A Holistic Aboriginal Kosmogenic Directive
The Tree of Life
Guardianship is functionally designed as a holistic modality; it devises
solutions tailored to meet the needs of grassroots communities and native
villages. it assesses the cultural, spiritual, and ecological components of
collective communities and the impact these elements exert on tribal village
life.
The TLG believes
that employing Native Americans in the process of Indigenous land
conservation is the best way to ensure the success of nature conservancies
over the long term. “Indigenous Native Americans helping World Indigenous
communities” is the cornerstone ethic of the Tree of Life Guardianship
foundation.
The reasons for
this are many: Native Americans are much revered internationally; this is
especially true among the indigenous populations of the world. There exists
mutual understanding between all native people due to cosmological
similarity, belief system and practice. Native Americans are extraordinarily
sensitive to the degradation and destruction of nature; they are sympathetic
to land loss issues, and innate advocates of conservation, culturally; this
is especially true among native traditionalists.
Due to
international admiration Native Americans command a strong environmental
presence; they have a conspicuous advantage for effecting behavior in
educational efforts leading to responsible ‘community stewardship’
practices. Community stewardship, among both indigenous and local
landowners, is indispensable for guaranteeing long term ecological
management programs. Unless tribes and local landowners become personally
involved in sustainable conservation practices, preservation is often more
hypothetical than actual. The cultural demeanor of traditional Native
Americans offers natural advantage, empathetically, in cooperative endeavors
to preserve indigenous land. Due to cultural erosion throughout Native
America, and in other indigenous territories of the world, Native Americans
can greatly benefit from indigenous cultural advocacy programs; just as
world indigenous culture can benefit from Native American involvement;
cultural exchange is mutually beneficial.
The TLG purveys
remedies that address immediate and long-term social needs. The organization
moderates its resources to advance regeneration of collapsed tribal cultures
and to help maintain the integrity of the few, intact, ancient societies
which remain.
The cosmologies of
intact aboriginal cultures reverberate with charges of spiritual vibrancy
that can serve as ‘paradigms of recollection’ for spiritually impoverished
tribes. They contain life-pulse potentials capable of resuscitating the
dead. The forces unleashed in ceremony, and through communion with the
natural world, restore spiritual wholeness through cyclical patterns of
re-visitation. Ceremonies beautify and heal the wounded.
The TLG keeps a
number of native healers and ceremony persons within its gracious rankings.

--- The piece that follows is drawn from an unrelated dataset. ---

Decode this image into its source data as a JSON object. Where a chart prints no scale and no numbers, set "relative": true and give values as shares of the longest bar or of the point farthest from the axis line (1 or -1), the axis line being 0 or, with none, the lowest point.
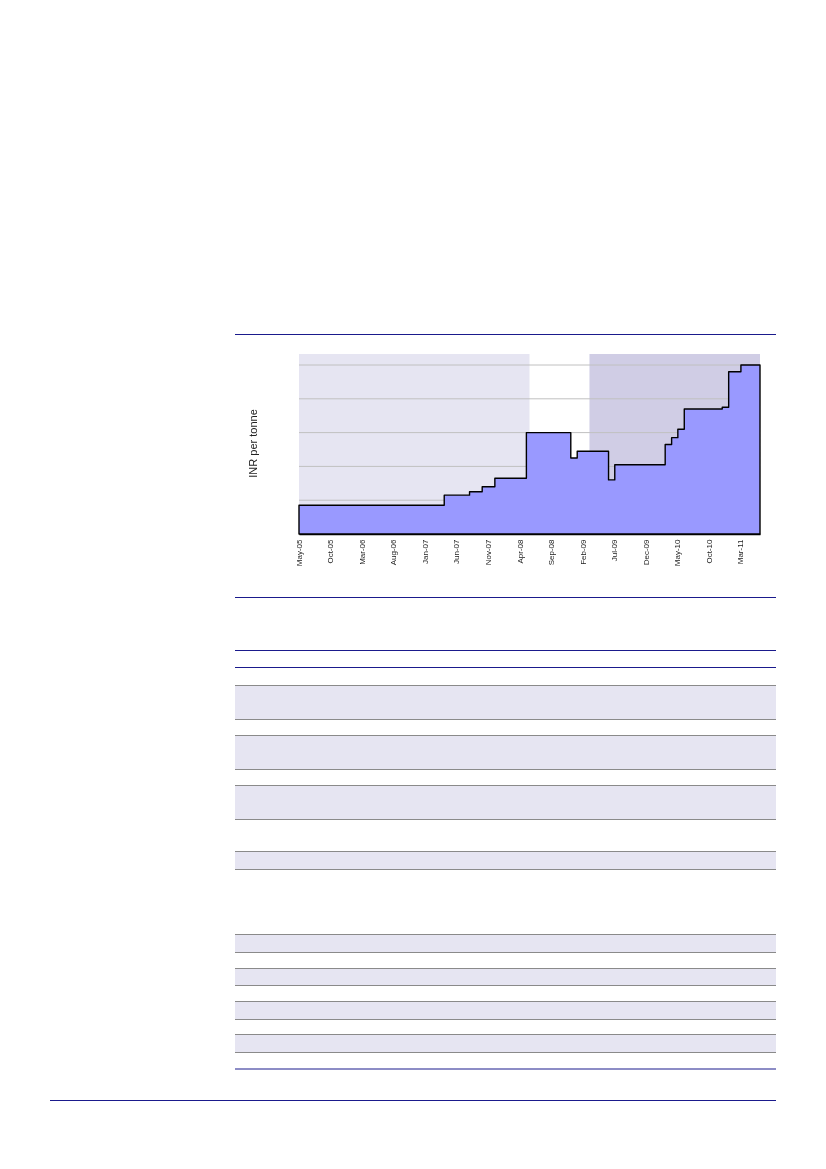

It relies on the guidance of chiefs and spiritual leaders working within it
and in a supportive capacity. It exemplifies a modality of holism familiar
to the people it works to serve.
It works
cooperatively with other nonprofit organizations in order to organize and
stream-line its central ambitions. It relies on the ultimate directive of
native elders and spiritual leaders to garner confidence in its perspectives
and pursuits, and works in league with grass-roots community efforts in
order to acquire necessary power in accomplishing it objectives.
The principal
directives embodied by the TLG portray it holistic vision and the array of
solutions necessary for the regeneration of health and harmony among the
nations of indigenous peoples of the world.
The TLG is
composed of Indigenous people and prayer people who possess innate knowledge
of the suffering that affects dying tribal communities. The TLG membership
has an instinctive sense, derived from personal experience, of what it takes
for indigenous people to survive—against all odds. The TLG has an enormous
reservoir of energy and dedication drawn from the fiery tempests of agony
that native people have long endured and the beauty that perseverance has
sheltered. The TLG, by virtue of its membership, has a clear sense of what
is required for native people to survive. Its acts from the heart, through
penetrating vision, to save lives.
Its will is bound to the Source it
serves (Spirit; God). Its form is shaped of heaven light, its energy
derived from the underworld (necessity). It moves freely upon the land, by impetus of
divine decree, agents of life—a roving band of healers and servants—seeking
to sustain life, looking for ways to restore health to native people, and to
Mother earth. It breathes mysticism and feeds on pragmatism; Its roots
entangle soils of indigenous activism; its leaves and branches outstretch,
poised in the sunlight of the divine Heart and Mind.